OR16

Gene therapy for Artemis-SCID patients: preliminary results of the French ARTEGENE phase I/II clinical trial

J S Diana(1,2) B Bessot(1,3) D Moshous(4) M Castelle(4) E Magrin(1,2) M Chbihi(4) P Bastard(4) A Girardot(2) C Mollet(2) C Aussel(1,2) E Schwartz(1,2) N Sorel(1,3) O Neth(5) P Olbrich(6) I D'Alba(7) J Rivière(8) M Oualha(9) L Joseph(2) B Neven(4) J P de Villartay(10) A Galy(11) C Lagresle-Peyrou(1,3) M Cavazzana(1,2,3)
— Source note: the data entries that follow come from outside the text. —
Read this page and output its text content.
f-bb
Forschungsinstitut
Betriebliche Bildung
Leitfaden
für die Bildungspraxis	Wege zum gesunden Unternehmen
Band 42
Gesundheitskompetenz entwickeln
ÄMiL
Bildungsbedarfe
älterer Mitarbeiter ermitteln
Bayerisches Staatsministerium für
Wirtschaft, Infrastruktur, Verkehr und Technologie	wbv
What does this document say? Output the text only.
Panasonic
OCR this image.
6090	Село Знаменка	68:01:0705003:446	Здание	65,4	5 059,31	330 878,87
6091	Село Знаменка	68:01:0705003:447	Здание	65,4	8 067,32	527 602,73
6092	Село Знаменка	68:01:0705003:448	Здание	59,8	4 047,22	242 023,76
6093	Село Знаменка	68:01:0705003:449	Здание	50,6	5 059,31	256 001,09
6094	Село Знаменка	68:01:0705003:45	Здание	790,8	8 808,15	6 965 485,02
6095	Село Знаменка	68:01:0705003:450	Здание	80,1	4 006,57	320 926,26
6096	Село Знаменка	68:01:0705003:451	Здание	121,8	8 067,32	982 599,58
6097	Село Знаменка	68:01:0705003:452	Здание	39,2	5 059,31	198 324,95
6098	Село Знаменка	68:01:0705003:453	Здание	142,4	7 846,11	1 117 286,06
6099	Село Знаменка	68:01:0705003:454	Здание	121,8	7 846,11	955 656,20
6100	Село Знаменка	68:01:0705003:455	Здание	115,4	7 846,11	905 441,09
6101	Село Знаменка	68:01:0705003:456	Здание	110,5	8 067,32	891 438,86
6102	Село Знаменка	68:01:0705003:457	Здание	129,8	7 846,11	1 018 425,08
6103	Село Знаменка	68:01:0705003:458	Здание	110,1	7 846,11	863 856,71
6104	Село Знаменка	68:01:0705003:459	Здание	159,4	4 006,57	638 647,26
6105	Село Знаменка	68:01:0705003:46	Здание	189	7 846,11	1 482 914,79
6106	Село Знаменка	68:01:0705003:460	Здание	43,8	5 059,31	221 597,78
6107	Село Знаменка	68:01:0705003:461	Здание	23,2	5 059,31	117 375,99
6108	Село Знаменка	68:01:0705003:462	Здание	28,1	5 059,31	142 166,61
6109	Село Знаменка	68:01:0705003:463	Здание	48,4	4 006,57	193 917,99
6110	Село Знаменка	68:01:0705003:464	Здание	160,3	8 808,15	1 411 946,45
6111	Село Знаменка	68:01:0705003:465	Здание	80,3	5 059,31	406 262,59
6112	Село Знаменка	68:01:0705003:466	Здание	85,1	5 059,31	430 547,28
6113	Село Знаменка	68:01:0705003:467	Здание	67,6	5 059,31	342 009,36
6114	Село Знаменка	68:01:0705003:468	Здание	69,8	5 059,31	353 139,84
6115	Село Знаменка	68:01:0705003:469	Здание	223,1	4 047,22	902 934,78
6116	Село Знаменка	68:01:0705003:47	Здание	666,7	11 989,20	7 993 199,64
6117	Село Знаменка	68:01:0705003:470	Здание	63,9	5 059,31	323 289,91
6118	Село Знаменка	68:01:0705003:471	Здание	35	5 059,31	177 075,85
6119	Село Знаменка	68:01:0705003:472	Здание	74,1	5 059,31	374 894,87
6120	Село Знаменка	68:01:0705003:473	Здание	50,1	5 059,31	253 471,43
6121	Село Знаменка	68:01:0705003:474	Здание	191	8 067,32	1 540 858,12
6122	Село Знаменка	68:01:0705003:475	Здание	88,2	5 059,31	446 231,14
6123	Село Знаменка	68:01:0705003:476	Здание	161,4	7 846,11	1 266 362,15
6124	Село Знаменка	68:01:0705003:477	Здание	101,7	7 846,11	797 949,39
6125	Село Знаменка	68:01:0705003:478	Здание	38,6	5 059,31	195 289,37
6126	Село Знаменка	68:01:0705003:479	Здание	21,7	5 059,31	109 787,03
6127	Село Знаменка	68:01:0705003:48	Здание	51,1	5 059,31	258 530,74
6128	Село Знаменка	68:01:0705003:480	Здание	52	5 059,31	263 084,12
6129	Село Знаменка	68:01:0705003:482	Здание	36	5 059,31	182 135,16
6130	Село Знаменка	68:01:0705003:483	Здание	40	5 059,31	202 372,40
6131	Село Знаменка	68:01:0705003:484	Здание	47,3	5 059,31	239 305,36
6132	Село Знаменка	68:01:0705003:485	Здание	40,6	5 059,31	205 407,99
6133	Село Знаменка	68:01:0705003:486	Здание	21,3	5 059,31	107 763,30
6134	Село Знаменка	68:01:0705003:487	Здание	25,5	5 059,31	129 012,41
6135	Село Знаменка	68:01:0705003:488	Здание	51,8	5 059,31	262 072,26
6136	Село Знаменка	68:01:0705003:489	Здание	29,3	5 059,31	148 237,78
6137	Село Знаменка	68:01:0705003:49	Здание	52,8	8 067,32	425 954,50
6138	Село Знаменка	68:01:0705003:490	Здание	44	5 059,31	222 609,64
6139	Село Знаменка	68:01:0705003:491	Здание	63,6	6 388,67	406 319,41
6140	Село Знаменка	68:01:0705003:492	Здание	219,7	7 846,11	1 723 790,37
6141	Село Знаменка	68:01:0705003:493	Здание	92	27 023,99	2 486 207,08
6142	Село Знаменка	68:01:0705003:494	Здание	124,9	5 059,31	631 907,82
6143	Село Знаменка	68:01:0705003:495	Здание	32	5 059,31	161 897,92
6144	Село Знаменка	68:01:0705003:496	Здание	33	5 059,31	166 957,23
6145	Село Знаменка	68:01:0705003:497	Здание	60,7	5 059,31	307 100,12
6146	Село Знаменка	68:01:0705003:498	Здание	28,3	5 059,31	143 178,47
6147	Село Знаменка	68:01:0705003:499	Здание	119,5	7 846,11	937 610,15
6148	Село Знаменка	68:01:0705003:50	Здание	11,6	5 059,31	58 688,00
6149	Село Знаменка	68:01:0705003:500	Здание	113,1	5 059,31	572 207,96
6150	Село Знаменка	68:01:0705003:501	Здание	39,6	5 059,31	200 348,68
1:Biotherapy Clinical Investigation Center, Groupe Hospitalier Universitaire Ouest, AssistancePublique-Hôpitaux de Paris, INSERM, Paris, France; 2:Department of Biotherapy, Necker-Enfants Malades University Hospital, Assistance Publique-Hôpitaux de Paris, Paris, 75015 France; 3:UMR 1163, INSERM, Paris Descartes University Sorbonne Paris Cité, Imagine Institute, Paris 75015, France; 4:Department of Pediatric Immunology, Hematology, and Rheumatology, Necker-Enfants Malades University Hospital, APHP, F-75015 Paris, France; 5:Unit of Infectious Diseases, Rheumatology, and Immunology; Hospital Infantil Universitario Virgen del Rocio, Instituto de Biomedicina de Sevilla (IBiS), Spain; 6:Paediatric Infectious Diseases, Rheumatology and Immunology Unit, Hospital Universitario Virgen del Rocío, Seville, Spain; 7:Paediatric Haematology-Oncology, Maternal Infant Hospital "G. Salesi,", Ancona, Italy; 8:Infectious Diseases and Immunodeficiencies Unit, Hospital Universitari Vall d'Hebron, Barcelona, Catalonia, Spain; 9:Pediatric Intensive Care Unit Necker-Enfants Malades University Hospital, APHP, F-75015 Paris, France; 10:Laboratory of Genome Dynamics in the Immune System, UMR1163, INSERM, Paris Descartes University Sorbonne Paris Cité, Imagine Institute, Paris, 75015 France; 11:US35 INSERM, ART-TG, Corbeil-Essonnes, France

Genetic deficiency of the endonuclease DCLRE1C/Artemis, a key factor of the DNA repair machinery, causes Severe Combined Immunodeficiency (SCID) characterized by a complete lack of T and B cells. Allogeneic bone-marrow transplantation is the gold standard to cure the disease but the outcome is not satisfactory with partial haplo-identical donors.  In this context, autologous gene therapy (GT) for Artemis-SCID represents a good alternative. Recently, a GT phase I/II clinical trial (ARTEGENE -NCT05071222) was started at the Necker Hospital, Paris. The first patient (P1) included had a true SCID phenotype but maternal T cells requiring a corticosteroid treatment. During apheresis, we collected mobilized peripheral blood (mPB) and bone marrow (BM) cells for immunophenotyping. Our data demonstrated that the proportions of Hematopoietic Stem and Progenitor Cells (HSPCs) and CD34+CD19+ pro-B cells differs according to the cell source. We also collected P1-transduced HSPCs and after in vitro culture, these cells differentiated into pro-T cells and initiated T-cell rearrangements. In a xenotransplantation model, they colonized the thymus and differentiated until the CD3+TCRaB+ stage. At 6 months post-GT, P1 patients had a stable vector copy number of 1, similar to the one found in the drug product. The T and B cell reconstitution increased with time and reached normal values at 12 months post-transplant. Our data highlighted that ARTEGENE gene transfer strategy restore a functional T- and B-cell compartment in Artemis SCID patient. To date, three patients have been included in this trial and the follow-up is ongoing.